Quando si tratta di gastronomia, “La Dotta” ha pochi rivali: se infatti la sua posizione nel cuore dell’Emilia le consente di attingere a piene mani dalla tradizione di tutte le città vicine e di offrire nei menu dei suoi ristoranti infinite tipologie di paste ripiene – tortellini, cappelletti, anolini, ravioli, tortelli, cappellacci –, Bologna vanta la ricetta originale del ragù di carne, ingrediente principe di lasagne, cannelloni e primi piatti in genere. Ma la città vanta anche un altro record: nella basilica di San Petronio è custodita la meridiana più lunga al mondo. Se il primo orologio solare – per la verità alquanto impreciso a causa di un errore di calcolo – risale al 1576, l’attuale è stato creato nel 1653 dal grande astronomo Gian Domenico Cassini dopo che i lavori di allungamento della navata centrale della basilica resero l’originale del tutto inservibile. Affascinanti i lavori di calcolo per delineare esattamente la meridiana e il foro che permette alla luce di entrare – su una delle arcate della navata di sinistra – e anche le operazioni di restauro settecentesche, anticipate da calcoli di precisione per ridelineare con esattezza il “punto verticale”, spostatosi nel tempo a causa di cedimento materiali.
E se Bologna vanta la meridiana più lunga, a Sesto Pusteria, in Alto Adige, si può ammirare quella in pietra più grande del mondo. L’orologio solare in questione è infatti formato da cinque delle cime più coreografiche delle Dolomiti – la Nove, Dieci, Undici, Dodici e Uno – con un’altezza che varia dai 2.582 metri di altitudine ai 3.094. Interessante è anche il suo funzionamento: c’è infatti una precisa corrispondenza tra le ore del giorno e le cime illuminate di volta in volta dal sole; non solo: nel punto “invernale”, ovvero dove il sole proietta l’ombra di una delle cime il giorno del solstizio d’inverno, sono stati trovati antichi insediamenti, che farebbero pensare a un luogo di culto o comunque abitato già decine di secoli fa.

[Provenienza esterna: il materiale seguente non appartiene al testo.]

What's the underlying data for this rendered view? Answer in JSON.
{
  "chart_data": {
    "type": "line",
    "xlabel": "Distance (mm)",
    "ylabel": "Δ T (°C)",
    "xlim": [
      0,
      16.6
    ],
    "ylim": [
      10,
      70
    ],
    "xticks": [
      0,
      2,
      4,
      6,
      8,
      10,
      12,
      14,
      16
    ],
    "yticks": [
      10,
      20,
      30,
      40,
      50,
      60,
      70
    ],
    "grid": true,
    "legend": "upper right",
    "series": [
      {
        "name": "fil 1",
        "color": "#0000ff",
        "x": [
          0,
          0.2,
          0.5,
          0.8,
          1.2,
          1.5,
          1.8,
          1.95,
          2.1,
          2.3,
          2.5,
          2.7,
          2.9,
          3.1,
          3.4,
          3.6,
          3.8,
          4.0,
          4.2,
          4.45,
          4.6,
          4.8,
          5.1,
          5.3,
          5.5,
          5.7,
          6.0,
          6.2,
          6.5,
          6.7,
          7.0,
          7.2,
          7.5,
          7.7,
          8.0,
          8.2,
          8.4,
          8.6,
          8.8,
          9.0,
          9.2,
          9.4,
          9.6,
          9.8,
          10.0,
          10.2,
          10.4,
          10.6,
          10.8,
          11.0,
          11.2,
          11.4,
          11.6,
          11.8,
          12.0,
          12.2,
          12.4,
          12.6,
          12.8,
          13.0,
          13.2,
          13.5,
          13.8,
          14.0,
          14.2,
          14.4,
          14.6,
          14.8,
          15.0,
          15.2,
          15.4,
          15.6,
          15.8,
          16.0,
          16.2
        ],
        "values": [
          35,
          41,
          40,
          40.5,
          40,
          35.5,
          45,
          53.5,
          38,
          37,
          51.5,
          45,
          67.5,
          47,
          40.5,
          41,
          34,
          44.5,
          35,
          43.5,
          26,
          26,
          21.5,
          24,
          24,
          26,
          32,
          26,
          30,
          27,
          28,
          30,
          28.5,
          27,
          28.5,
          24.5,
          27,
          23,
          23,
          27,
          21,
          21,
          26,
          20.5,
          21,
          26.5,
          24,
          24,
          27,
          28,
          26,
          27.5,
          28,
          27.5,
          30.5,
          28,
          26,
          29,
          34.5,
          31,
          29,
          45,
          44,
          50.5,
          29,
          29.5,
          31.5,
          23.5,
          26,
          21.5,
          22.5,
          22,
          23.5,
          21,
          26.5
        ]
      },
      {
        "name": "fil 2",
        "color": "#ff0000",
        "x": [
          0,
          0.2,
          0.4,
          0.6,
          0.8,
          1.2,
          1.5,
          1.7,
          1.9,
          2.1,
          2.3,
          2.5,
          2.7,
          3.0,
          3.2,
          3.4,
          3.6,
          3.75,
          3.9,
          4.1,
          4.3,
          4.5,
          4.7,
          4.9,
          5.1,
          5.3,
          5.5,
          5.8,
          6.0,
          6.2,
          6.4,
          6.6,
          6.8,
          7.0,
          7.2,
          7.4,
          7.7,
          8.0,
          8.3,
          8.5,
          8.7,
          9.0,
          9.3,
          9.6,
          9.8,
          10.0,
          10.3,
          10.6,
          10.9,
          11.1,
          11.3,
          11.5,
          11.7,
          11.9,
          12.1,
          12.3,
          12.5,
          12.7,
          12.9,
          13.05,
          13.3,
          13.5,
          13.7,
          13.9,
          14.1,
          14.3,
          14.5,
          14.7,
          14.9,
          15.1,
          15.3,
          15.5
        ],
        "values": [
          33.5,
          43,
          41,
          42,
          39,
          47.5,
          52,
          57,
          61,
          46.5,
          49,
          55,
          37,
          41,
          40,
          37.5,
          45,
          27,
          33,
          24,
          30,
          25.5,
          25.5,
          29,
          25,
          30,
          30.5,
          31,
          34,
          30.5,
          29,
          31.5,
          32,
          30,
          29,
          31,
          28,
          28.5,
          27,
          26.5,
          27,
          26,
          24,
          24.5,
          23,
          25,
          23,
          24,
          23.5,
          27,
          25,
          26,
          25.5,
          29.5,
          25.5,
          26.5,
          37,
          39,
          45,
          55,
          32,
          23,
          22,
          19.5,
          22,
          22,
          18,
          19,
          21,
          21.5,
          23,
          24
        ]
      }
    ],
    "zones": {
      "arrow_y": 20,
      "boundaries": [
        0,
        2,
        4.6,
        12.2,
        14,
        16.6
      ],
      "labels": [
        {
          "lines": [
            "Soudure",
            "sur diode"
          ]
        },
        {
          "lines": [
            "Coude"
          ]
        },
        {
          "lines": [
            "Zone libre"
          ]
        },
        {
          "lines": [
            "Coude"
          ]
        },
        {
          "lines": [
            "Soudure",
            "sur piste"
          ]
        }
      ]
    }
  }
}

E lasciate le cime, è fondamentale un’incursione nella gastronomia locale, che mixa sapientemente la tradizione italiana e quella tirolese, portando in tavola i golosi canederli ma anche il baccalà alla trentina, i ravioli della Val Pusteria a base di crauti, il profumatissimo strudel e l’irresistibile Pandolce di Bolzano, a base di fichi, datteri, uvetta, pinoli e scorza d’arancia.